Whatever Happened to Freddy Eynsford-Hill?

         In the cast of over-the-top characters in the world of Eliza Doolittle (Wendy Hiller/Audrey Hepburn), there is one character who stands out as steadfast in his normality; that character is Freddy Eynsford-Hill (portrayed rather oafishly by David Tree in Anthony Asquith and Leslie Howard’s 1938 Pygmalion and as a normal person by Jeremy Brett in George Cukor’s 1964 My Fair Lady). In the original work, Freddy has a purpose, but in the adaptations, he becomes almost entirely useless.

        Shaw’s original Freddy was a foil to Henry Higgins (Leslie Howard/Rex Harrison). Freddy is a man who cares for Eliza Doolittle and wants to treat her well. He pines for her; and, in the end, she runs away with him. Shaw’s desired ending is a happy ending, where Eliza breaks free of Higgins' condescending nature, and finds someone who will show her affection. Eliza’s relationship with Freddy shows Higgins that she is not simply an object that he paid five pounds for.

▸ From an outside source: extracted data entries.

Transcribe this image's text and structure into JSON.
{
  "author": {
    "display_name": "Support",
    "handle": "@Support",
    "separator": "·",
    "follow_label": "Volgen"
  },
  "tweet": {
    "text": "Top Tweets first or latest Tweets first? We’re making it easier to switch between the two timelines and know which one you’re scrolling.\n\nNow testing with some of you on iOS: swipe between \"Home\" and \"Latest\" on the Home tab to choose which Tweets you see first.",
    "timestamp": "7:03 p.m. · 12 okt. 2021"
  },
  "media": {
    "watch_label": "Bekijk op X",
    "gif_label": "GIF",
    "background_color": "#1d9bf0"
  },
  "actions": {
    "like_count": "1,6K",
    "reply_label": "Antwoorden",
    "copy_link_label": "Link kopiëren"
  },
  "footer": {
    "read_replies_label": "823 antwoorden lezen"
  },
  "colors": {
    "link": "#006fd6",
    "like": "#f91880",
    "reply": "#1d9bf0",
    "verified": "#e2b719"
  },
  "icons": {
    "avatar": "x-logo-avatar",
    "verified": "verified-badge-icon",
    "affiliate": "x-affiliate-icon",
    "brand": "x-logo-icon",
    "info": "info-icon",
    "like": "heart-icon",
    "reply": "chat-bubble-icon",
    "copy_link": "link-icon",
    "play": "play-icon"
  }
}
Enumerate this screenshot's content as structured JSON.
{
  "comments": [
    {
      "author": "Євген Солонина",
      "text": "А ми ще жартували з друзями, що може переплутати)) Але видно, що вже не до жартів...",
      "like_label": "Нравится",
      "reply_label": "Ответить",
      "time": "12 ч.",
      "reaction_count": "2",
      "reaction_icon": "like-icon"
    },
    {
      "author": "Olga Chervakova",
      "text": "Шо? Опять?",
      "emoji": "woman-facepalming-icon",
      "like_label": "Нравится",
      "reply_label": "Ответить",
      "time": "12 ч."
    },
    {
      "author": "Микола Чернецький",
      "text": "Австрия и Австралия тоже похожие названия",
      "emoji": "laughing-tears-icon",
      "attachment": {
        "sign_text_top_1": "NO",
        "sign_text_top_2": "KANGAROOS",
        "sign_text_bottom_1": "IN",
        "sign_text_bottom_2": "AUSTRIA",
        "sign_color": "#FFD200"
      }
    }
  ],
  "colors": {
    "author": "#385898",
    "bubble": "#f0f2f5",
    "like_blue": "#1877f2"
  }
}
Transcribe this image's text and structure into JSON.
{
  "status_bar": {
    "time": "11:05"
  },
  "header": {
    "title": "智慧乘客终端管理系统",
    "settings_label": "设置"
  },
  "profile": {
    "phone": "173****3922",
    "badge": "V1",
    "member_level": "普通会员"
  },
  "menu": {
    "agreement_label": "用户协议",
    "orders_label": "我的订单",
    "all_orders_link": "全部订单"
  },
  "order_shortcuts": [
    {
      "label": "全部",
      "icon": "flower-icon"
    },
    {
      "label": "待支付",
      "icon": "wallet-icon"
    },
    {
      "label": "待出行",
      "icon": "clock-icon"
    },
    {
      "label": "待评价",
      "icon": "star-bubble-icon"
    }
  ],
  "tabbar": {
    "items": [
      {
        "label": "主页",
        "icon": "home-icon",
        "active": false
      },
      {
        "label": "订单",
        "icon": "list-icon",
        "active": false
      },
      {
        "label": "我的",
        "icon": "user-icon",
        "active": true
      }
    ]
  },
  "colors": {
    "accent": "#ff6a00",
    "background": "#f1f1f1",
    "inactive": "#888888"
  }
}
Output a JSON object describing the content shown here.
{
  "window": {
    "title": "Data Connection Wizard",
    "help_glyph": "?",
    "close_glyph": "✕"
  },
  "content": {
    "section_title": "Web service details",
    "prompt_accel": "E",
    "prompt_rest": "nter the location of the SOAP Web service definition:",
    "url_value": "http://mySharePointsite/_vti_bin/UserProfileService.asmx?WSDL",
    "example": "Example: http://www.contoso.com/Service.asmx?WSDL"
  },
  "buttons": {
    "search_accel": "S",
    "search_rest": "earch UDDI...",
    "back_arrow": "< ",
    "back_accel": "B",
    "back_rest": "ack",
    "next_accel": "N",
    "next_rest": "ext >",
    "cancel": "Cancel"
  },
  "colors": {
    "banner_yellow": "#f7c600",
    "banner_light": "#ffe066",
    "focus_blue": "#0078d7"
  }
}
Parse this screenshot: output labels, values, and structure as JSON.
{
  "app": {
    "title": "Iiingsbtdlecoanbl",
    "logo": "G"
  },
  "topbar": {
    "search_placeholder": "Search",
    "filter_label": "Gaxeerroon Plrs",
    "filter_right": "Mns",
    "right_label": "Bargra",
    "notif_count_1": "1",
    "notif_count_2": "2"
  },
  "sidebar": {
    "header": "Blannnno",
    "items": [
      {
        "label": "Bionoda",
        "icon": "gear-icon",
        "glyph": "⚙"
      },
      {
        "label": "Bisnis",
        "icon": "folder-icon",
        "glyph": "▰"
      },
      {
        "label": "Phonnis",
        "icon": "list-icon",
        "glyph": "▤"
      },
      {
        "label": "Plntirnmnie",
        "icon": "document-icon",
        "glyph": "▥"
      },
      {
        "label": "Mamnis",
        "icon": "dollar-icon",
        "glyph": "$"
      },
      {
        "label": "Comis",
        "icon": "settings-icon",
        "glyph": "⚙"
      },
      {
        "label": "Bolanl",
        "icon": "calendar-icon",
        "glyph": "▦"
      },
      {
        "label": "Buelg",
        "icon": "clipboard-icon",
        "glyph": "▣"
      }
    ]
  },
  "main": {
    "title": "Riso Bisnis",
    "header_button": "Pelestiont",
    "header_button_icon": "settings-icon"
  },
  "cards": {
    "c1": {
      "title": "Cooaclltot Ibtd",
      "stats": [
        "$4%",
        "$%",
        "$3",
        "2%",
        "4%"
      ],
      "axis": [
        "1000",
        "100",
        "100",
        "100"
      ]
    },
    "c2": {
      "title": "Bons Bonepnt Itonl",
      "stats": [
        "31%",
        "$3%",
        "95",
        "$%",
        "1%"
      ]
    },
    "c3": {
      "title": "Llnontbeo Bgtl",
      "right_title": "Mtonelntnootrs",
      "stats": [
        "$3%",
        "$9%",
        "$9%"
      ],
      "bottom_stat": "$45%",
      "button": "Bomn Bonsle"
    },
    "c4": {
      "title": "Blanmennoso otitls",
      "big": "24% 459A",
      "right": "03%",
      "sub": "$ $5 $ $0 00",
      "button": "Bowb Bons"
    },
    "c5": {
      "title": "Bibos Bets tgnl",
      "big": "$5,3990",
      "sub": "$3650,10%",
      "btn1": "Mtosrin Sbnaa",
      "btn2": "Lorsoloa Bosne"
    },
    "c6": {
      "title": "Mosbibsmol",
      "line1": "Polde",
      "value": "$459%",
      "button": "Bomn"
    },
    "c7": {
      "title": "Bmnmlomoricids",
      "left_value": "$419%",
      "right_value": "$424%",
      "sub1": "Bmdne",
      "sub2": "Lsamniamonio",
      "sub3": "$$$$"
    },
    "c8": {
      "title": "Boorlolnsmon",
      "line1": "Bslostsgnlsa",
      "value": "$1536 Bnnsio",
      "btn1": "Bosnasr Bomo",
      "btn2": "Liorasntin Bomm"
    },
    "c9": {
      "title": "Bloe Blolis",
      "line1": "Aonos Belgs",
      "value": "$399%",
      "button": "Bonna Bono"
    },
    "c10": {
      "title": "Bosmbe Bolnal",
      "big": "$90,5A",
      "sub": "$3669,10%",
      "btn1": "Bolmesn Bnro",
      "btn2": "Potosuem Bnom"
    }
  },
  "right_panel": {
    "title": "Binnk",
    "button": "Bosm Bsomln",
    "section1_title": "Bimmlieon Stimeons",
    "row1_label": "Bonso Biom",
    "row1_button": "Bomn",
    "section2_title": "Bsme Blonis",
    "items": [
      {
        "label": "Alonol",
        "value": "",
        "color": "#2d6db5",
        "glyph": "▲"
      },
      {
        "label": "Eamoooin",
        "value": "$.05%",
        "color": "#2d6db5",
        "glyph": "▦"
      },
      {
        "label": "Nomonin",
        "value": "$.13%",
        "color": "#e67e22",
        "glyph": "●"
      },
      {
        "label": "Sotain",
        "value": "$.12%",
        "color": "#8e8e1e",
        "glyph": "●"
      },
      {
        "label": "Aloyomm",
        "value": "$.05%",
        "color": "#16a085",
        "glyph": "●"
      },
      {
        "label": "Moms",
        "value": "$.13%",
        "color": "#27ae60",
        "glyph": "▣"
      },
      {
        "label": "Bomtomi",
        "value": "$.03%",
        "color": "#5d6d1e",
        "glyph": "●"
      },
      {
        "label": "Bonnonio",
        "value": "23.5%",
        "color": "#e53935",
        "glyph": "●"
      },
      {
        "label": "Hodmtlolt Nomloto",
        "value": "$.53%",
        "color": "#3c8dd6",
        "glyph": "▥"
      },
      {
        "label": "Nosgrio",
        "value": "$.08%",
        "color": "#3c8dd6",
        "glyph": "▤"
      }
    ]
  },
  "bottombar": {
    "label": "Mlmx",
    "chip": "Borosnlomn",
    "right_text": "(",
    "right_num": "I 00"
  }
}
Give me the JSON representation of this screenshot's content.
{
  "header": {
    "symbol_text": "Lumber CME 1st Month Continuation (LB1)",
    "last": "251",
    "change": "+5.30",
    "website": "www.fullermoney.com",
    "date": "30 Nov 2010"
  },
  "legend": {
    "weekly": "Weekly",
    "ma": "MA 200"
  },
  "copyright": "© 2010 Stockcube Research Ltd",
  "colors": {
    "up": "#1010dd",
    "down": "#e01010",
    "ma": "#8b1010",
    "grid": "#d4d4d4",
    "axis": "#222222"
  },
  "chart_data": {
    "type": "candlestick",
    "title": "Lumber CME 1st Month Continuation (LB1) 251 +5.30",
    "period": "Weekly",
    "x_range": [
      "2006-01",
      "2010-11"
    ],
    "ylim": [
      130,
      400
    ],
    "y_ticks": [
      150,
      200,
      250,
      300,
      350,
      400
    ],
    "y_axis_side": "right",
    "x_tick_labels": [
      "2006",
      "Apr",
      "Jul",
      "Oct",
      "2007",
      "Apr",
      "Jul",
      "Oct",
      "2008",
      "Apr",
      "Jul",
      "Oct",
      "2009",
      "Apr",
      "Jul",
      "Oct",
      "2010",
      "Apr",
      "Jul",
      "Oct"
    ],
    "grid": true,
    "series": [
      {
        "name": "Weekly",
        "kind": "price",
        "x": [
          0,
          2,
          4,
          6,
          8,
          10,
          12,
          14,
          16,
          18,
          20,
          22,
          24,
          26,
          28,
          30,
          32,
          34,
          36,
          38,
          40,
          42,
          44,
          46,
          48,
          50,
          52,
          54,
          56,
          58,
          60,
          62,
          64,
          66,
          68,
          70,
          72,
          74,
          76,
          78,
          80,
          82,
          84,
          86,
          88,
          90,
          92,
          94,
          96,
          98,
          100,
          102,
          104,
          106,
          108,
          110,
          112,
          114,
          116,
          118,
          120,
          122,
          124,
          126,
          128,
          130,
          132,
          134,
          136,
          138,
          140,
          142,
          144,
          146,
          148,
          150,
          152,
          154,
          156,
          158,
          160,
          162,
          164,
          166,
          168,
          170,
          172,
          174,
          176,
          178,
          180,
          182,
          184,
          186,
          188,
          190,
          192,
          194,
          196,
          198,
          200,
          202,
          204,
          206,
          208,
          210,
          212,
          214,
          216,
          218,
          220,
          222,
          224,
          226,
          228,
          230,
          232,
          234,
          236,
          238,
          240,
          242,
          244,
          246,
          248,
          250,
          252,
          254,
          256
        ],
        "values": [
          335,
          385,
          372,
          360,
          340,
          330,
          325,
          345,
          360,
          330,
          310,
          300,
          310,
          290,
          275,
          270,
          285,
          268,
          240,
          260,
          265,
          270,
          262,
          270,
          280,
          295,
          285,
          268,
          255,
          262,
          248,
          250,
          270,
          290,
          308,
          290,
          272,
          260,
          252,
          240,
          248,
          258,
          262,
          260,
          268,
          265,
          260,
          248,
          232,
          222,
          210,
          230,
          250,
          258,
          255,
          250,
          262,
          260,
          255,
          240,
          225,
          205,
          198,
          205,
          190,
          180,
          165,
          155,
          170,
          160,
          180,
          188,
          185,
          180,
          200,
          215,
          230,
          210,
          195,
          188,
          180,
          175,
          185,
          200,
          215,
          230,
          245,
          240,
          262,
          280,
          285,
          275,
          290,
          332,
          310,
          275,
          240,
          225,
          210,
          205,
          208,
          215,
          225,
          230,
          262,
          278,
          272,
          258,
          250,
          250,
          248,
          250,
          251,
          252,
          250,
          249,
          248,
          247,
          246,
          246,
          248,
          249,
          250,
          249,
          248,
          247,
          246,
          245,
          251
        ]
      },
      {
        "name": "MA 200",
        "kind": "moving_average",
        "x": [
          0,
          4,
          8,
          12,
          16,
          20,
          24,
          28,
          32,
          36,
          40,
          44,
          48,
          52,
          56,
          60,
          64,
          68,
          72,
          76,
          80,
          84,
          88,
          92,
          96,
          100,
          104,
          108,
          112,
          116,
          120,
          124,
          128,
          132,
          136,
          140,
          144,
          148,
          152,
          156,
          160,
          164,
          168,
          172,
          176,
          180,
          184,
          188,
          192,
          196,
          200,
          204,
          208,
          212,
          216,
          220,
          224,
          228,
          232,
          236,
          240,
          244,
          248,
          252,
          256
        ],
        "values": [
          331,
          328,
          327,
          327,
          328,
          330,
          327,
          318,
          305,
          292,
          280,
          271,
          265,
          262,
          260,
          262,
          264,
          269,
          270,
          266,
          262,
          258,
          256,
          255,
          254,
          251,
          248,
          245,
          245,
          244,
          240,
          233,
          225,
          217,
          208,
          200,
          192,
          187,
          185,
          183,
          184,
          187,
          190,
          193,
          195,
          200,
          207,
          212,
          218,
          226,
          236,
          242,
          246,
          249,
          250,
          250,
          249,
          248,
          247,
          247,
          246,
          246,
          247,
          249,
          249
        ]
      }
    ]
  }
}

        Somewhere along the line, it was decided that Eliza should go back to Higgins, a man twice her age who thinks only of himself. Why? Do the writers think she should be with him simply because he is the lead male character? If Eliza is just going to go back to Higgins in the end with little explanation, what use does Freddy serve in the story? Eliza runs away with him; he gets what he had been hoping for. But then, with no known explanation, she leaves him to return to Higgins. He becomes a tragic figure, abandoned and forgotten in the end.

        What happens to Freddy? Does he understand Eliza’s wishes? Does she tell him at all? Maybe he develops a Heathcliff-like obsession with her. As well, Eliza’s longing to be shown respect and love is thrown out, in favor of consuming chocolates and being treated as a flower girl. The new ending that people such as Alan Jay Lerner believe to be right, undoes quite a bit of what Shaw wrote, and in favor of what exactly?